Het ministerie van OCW dient er voor zorg te dragen dat indien onderzoek naar toxiciteit van nanodeeltjes nadere regelgeving wenselijk maakt,voorstellen voor regelgeving met de Europese Unie worden afgestemd.

Conclusie 4
Het is van groot belang om adequate en betrouwbare publieksvoorlichting te geven over mogelijkheden en onmogelijkheden van nanowetenschap en nanotechnologie. Voor onrust zoals die wel is gesignaleerd bij biotechnologie en genetische modificatie is ook bij nanotechnologie geen reële grond aanwezig. Informatie kan echter onvoldoende blijken om vertrouwen te wekken. Maatschappelijke discussie vindt vooralsnog in beperkte mate plaats. Het Rathenau Instituut ontplooit initiatieven om aandacht te vragen voor de maatschappelijke implicaties van nanotechnologie.

Aanbeveling
De ministeries van OCW en EZ dienen te bevorderen dat het publiek wordt geïnformeerd over nanowetenschap en nanotechnologie. Het is van groot belang dat het publiek actief wordt betrokken bij discussie over de toekomst van dit wetenschappelijk onderzoek en de toepassing van resultaten.

Conclusie 5
De evaluatie van risico's van nanodeeltjes vereist een analyse van de risico's van deze deeltjes alsmede van de invloed van producten met nanodeeltjes op de maatschappij.
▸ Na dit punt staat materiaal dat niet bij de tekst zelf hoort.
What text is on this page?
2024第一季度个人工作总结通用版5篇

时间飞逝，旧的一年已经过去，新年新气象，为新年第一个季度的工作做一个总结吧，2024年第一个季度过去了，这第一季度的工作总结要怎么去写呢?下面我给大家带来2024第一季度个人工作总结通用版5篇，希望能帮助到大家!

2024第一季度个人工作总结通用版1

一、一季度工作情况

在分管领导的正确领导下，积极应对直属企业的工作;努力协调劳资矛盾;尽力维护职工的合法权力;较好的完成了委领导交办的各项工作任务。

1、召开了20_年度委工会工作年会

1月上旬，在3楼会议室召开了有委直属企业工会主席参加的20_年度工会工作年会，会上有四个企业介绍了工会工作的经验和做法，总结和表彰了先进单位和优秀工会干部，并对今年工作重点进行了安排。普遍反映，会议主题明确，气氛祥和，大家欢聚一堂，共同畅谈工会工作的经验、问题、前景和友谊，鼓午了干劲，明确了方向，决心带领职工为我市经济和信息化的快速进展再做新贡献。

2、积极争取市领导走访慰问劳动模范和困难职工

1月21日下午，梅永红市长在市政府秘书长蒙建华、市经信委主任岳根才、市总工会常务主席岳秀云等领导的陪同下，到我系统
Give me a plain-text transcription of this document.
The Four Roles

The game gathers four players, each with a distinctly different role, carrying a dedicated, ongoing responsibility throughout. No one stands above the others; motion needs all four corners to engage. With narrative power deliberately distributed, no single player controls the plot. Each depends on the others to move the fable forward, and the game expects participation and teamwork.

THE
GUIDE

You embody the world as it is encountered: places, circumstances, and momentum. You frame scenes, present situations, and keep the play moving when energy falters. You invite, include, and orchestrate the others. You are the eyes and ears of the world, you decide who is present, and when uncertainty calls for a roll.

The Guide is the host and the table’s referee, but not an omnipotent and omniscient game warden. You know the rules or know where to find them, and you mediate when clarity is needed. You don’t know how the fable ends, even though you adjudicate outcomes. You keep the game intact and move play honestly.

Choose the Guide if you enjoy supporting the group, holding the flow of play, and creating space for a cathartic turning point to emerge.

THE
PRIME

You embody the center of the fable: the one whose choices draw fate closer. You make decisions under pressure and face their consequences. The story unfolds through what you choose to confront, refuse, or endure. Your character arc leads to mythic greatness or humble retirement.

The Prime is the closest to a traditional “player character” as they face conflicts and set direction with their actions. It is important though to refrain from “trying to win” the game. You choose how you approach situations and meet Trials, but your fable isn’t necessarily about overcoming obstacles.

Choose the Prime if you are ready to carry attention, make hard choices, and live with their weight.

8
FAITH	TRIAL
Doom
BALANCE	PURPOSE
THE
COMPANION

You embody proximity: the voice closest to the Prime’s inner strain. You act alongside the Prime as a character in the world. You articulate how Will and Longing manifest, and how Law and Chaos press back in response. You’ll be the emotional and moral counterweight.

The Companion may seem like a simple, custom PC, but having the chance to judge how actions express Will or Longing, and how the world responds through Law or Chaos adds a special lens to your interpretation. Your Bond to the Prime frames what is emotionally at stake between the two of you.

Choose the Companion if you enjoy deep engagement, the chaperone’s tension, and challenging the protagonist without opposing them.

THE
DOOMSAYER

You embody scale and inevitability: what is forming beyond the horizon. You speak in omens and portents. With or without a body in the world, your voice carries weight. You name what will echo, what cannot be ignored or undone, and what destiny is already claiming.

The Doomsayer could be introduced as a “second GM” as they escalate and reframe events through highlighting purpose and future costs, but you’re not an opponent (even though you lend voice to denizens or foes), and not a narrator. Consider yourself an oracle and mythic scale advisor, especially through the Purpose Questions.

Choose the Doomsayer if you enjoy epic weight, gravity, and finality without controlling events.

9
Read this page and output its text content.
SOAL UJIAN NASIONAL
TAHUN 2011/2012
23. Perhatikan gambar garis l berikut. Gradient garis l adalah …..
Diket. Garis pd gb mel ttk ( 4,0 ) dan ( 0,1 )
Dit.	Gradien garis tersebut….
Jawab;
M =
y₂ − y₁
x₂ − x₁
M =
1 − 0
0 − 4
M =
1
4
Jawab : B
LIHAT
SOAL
Bij de communicatie over deze evaluatie moeten overheid, bedrijfsleven, onderzoekers, consumenten- en milieuorganisaties en politiek worden betrokken. Een dergelijke evaluatie moet spoedig worden gestart.

Aanbeveling
De overheid heeft een taak in het entameren van een goed gestructureerde open discussie over nut en risico van nanowetenschap en nanotechnologie. De ministeries van OCW en EZ dienen deelname aan deze discussie te stimuleren, daarbij rekening houdend met de lessen die kunnen worden geleerd uit de introductie van genetisch gemodificeerde gewassen.

Conclusie 6
Langs mechanische of industriële weg met moleculaire precisie vervaardigen van structuren is complex en omslachtig. De doelmatigheid en doeltreffendheid waarmee dit in de levende natuur plaatsvindt is nog in het geheel niet bereikt. De veronderstelling dat het eens mogelijk zal zijn om moleculaire machines te maken (nanobots) is hoogst onwaarschijnlijk en in praktische zin irreëel.